By applying a realist review methodology, we developed stronger theories about what works to improve the use of data based on the evidence and promising strategies currently available. We concluded that multicomponent interventions with mutually reinforcing strategies to address barriers at various stages of data use were most effective. Furthermore, interventions were more likely to succeed and be sustained over the long term if they institutionalized data use through dedicated staff positions for data management, routine data review meetings, national training curricula, and guidelines on data use for frontline staff. We found potential for digital systems but note that barriers still exist. While the transition from paper to digital, along with adoption of digital information systems, has made higher-quality data more available to decision-makers in real-time, it has not automatically translated into greater data use. There is more success at the district level and higher because of fewer operational challenges than at the facility level. It is also necessary to pair digital systems with activities that reinforce data use.

On the topic of data quality, the results of this review confirm that data quality is an important barrier and necessary precursor to data use, but we found limited evidence that interventions focused singularly on data quality improved data use. This is because health workers may lack the necessary skills to analyze and translate data into information that is useful for making decisions on program implementation. There is more compelling evidence to suggest that data use interventions can lead to improvements in data quality. We found that as health workers began using their data, they were able to identify inconsistencies and take corrective action. Data use also generated demand for higher-quality data, and as quality improved, users better trusted the data that reinforced use of the data.

Our primary focus was on the use of immunization data in LMICs, but we included evidence from other health sectors and relevant publications from high-income countries that further corroborated and deepened our findings. We found considerable evidence on improving the quality and use of HIV data, owing in large part to the strategic focus and investments in data use by PEPFAR. Our conclusions agree with other literature on the topic. For example, the finding that multicomponent interventions are likely more effective than single-component interventions is supported by other health systems research [6, 108].
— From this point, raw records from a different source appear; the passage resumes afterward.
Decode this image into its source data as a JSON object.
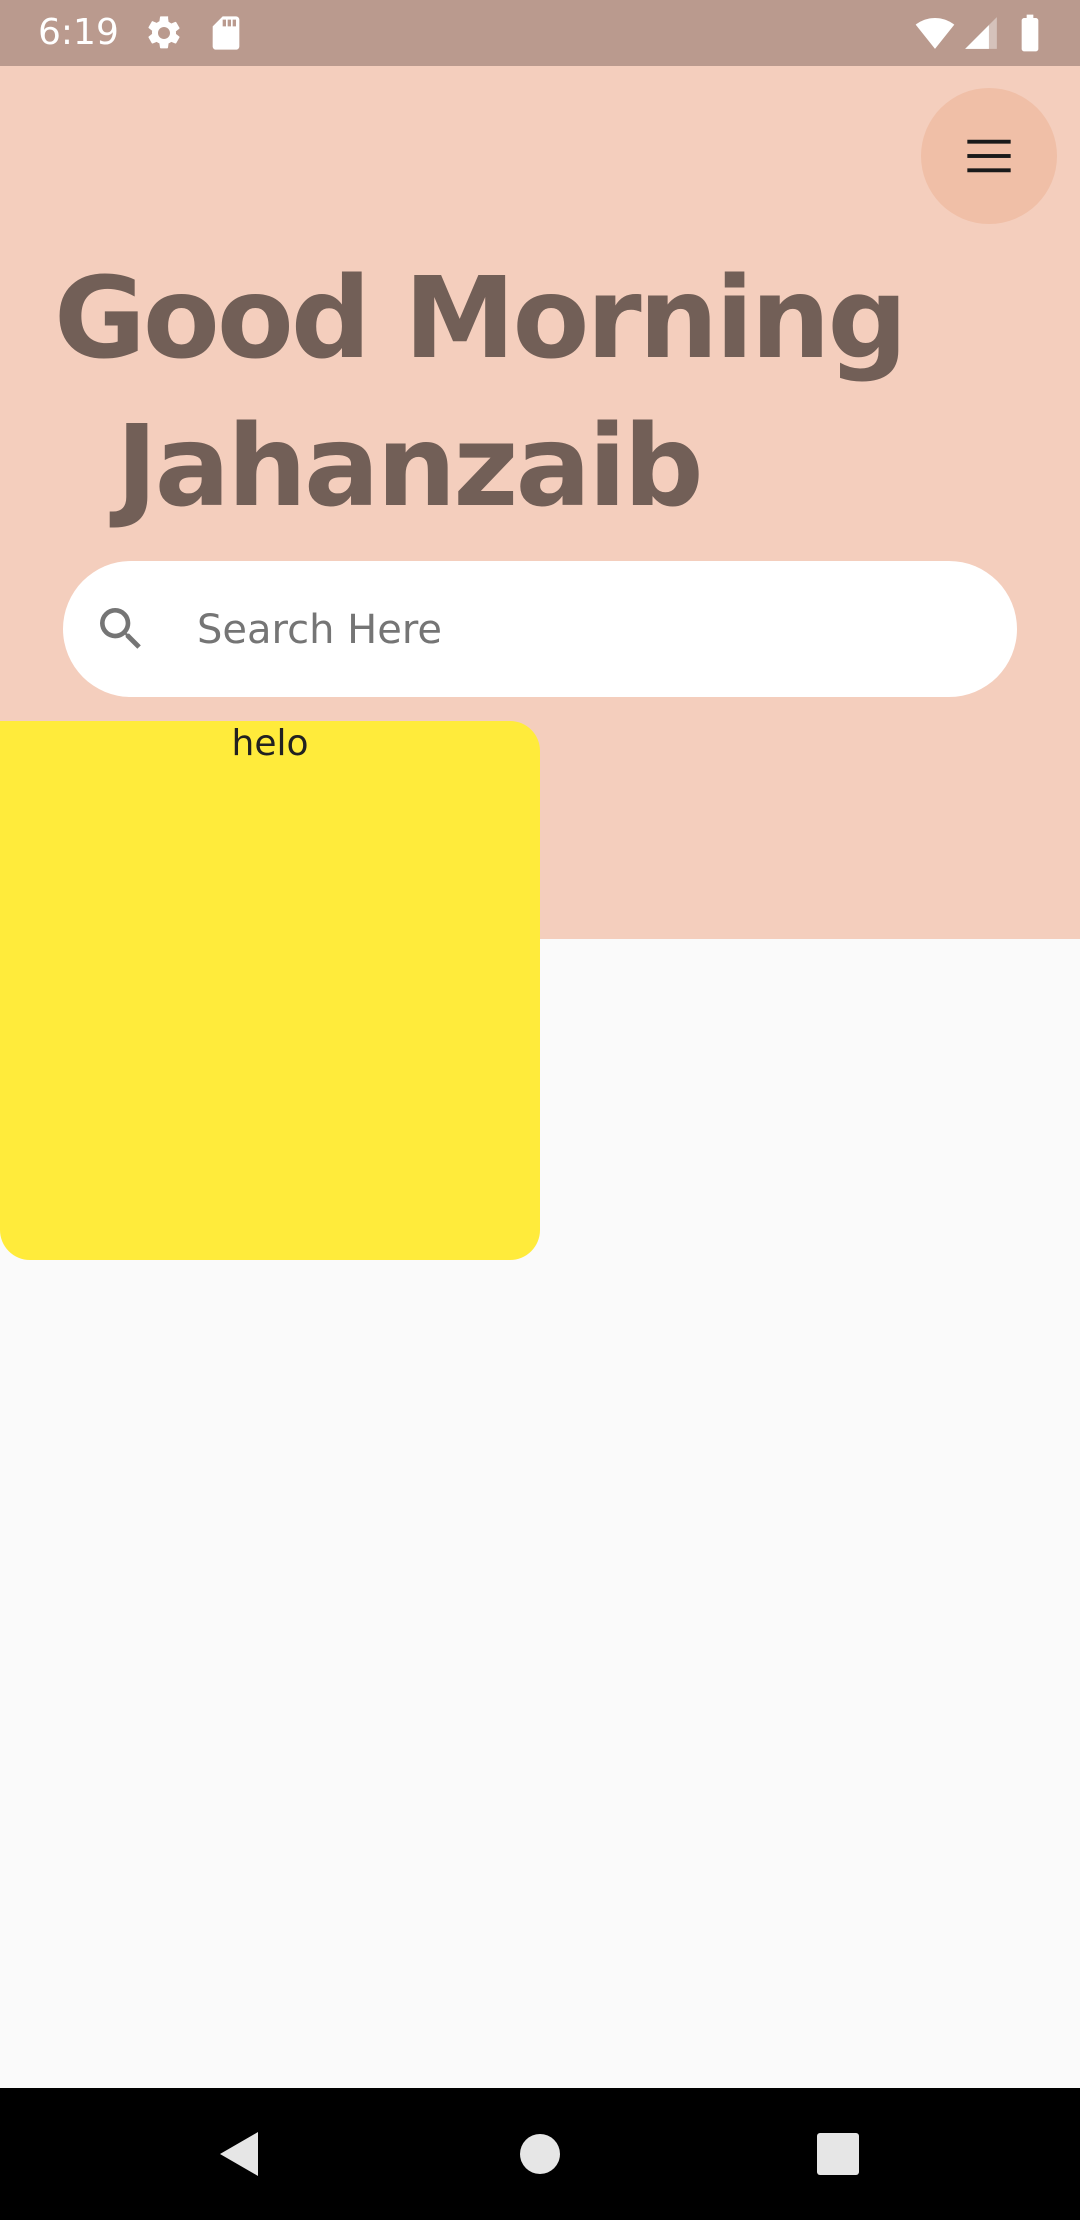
{
  "status_bar": {
    "time": "6:19",
    "left_icons": [
      "gear-icon",
      "sd-card-icon"
    ],
    "right_icons": [
      "wifi-icon",
      "cell-signal-icon",
      "battery-icon"
    ],
    "background_color": "#BA9A8E"
  },
  "header": {
    "background_color": "#F4CEBD",
    "menu_icon": "menu-icon",
    "greeting_line1": "Good Morning",
    "greeting_line2": "Jahanzaib",
    "text_color": "#725F57"
  },
  "search": {
    "icon": "search-icon",
    "placeholder": "Search Here",
    "value": ""
  },
  "card": {
    "label": "helo",
    "color": "#FFEB3B"
  },
  "nav_bar": {
    "buttons": [
      "back-icon",
      "home-icon",
      "recents-icon"
    ]
  }
}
We noted particular gaps in the evidence on what works to improve data use at the facility level. Our findings suggest that interventions at this level have focused more on improving data collection practices and data quality, and less on data use. More emphasis on building data use skills during frontline health worker pre- and in-service training and continuing education (e.g., statistics, data interpretation, and data management) and cultivating a culture of data use may have a greater effect on strengthening data quality and use, but this should be tested in future research. In addition, the operational barriers and administrative challenges faced by digital information system interventions point to the need for a phased approach, ensuring that data use infrastructure, human resources capacity, and skills-building are in place before a full digital transition.

We posit that the lack of consensus around how to define and measure data use may in part explain the dearth of rigorously evaluated data use interventions in the published and grey literature. There is therefore a critical need to develop better measures for assessing data use in decision-making to better understand the effectiveness of these interventions. Evaluation designs must also account for complex interventions, which encompass most of the interventions reported here. We do not necessarily recommend investment only in experimental design studies to establish effectiveness; rather, we found that the most useful and richest evidence came from mixed-methods studies and evaluations that described why and how the intervention worked, for whom, and where it worked.

Strengths and limitations

A key strength of this review was its inclusiveness and methodological flexibility, afforded by the realist review approach. Realist review methodologies are increasingly used for synthesizing evidence on complex interventions because of their suitability for examining not only whether an intervention works, but also how the intervention works and under what conditions. The realist approach made it possible to include various types of information and evidence, such as experimental and nonexperimental study designs, grey literature, project evaluations, and reports. Although much of the evidence was from grey literature and therefore of lesser quality, it provided important evidence and learnings that otherwise would be overlooked. In addition to being the first systematic synthesis of evidence on data use interventions in LMICs, our review adds to the growing body of realist review literature by demonstrating realist methodology applied to the review and synthesis of evidence in public health.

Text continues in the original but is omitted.